2 Ingredient Chocolate Torte

Yields8 ServingsPrep Time10 minsCook Time30 minsTotal Time40 minsCategory
A quick and easy, but deliriously delightful, dense, gluten- free chocolate torte recipe to quell the chocolate cravings!

Ingredients

Cake
 275 g Dark, Good Quality Chocolate
 4 Eggs
Frosting / Icing
 200 ml Thick Cream
 200 g Dark Chocolate
Decoration
 100 g Hazelnuts, Dry Roasted & Roughly Chopped
 Raw Cacao
 Optional: Berries

Instructions

1

Preheat the oven to 160°C.

2

Line an 18cm spring form cake pan with parchment paper. Grease the tin and parchment paper with organic butter.

3

Melt the icing ingredients together and refrigerate.

4

Crack the chocolate into a glass microwave-safe bowl and melt completely, about 1 minute. Be careful not to burn. Alternatively, place the chocolate in a bowl over a pot of water and melt the chocolate as the water simmers.
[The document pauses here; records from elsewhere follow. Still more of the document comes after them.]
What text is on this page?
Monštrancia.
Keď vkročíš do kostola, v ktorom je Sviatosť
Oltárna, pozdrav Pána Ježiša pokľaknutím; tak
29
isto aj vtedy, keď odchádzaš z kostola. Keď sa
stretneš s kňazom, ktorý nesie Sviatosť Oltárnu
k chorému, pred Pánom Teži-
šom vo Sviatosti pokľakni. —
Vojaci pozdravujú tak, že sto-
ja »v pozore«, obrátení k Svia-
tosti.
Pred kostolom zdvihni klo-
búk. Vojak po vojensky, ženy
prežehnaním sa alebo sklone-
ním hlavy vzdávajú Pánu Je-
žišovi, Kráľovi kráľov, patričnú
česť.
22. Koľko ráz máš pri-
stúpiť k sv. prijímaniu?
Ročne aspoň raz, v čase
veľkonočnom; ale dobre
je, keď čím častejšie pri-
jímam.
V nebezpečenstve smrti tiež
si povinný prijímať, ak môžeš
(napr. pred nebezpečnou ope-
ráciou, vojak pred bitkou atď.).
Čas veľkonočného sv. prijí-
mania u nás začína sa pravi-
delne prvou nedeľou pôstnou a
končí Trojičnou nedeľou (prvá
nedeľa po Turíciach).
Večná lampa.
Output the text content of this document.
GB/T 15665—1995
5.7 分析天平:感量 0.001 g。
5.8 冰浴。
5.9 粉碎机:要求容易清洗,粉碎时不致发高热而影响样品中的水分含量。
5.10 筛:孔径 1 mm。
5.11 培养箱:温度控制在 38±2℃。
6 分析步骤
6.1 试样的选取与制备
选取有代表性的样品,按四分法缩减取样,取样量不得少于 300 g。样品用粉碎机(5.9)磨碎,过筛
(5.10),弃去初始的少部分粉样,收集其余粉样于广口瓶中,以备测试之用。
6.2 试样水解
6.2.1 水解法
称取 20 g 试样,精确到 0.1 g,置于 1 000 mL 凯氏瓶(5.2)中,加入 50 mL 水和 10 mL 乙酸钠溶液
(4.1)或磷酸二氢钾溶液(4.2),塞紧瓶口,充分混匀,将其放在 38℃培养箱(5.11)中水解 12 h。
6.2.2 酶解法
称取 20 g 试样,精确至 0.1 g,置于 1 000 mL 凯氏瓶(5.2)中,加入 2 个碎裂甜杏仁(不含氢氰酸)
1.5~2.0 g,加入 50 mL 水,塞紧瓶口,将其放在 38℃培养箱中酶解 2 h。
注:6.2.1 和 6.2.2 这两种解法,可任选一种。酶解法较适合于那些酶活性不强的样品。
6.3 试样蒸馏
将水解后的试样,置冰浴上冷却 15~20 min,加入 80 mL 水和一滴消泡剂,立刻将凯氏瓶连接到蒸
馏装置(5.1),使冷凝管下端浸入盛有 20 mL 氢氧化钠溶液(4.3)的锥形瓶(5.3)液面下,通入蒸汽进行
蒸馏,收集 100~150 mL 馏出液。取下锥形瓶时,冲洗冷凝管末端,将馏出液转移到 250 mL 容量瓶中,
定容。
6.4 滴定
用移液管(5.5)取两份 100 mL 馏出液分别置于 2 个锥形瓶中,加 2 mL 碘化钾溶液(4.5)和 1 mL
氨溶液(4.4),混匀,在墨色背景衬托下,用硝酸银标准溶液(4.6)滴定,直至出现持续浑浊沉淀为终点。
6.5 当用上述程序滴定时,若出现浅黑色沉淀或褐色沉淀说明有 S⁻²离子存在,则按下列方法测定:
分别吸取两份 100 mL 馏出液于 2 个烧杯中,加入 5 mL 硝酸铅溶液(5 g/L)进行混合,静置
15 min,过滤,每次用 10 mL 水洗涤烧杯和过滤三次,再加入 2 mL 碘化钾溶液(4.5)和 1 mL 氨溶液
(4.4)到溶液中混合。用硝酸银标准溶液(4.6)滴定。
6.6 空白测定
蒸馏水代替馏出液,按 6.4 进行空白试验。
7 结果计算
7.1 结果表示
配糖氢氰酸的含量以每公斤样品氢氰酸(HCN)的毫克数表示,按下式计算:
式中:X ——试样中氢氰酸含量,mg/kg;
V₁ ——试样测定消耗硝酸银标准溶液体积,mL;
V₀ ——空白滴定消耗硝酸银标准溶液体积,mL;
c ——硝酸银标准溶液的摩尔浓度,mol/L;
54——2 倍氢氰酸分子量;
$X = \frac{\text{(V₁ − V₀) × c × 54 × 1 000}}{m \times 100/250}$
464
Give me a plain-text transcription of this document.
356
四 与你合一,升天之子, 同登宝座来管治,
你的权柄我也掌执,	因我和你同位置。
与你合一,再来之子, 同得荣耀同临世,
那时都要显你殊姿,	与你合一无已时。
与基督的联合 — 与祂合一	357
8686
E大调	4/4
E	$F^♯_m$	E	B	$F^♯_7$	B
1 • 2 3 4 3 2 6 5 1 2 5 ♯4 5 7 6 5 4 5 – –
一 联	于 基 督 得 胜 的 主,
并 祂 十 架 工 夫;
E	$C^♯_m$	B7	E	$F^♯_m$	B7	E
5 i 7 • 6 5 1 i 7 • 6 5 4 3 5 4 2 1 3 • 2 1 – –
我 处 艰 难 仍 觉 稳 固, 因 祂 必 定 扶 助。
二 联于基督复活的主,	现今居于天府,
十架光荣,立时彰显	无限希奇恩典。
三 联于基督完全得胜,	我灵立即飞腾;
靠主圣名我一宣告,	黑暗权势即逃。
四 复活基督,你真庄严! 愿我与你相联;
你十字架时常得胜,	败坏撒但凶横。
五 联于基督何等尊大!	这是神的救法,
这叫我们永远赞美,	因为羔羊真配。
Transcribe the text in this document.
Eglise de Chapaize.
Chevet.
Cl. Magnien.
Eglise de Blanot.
This will avoid burning.

5

Separate the egg yolks from the whites and add the egg yolks, one at a time, to the bowl of melted chocolate. Stir the mixture after the addition of each yolk. Set aside.

6

Whisk the egg whites with an electric beater until soft peaks form.

7

Using a rubber spatula, gently fold ⅓ of the whipped egg whites at a time into the chocolate mixture.

8

Pour the batter into the prepared cake pan and smooth the top. Knock any air bubbles out of the mixture by tapping the pan lightly on a flat surface.

9

Bake the cake for 30 minutes.

10

Once the cake is cool to the touch, gently invert it onto a serving plate.

11

Remove the icing from the refrigerator and spread evenly over the cake. Dust with raw cocoa and hazelnuts (or fresh berries with no frosting if preferred).

12

Serve with a spoon of Mason Jar Ice Cream and enjoy!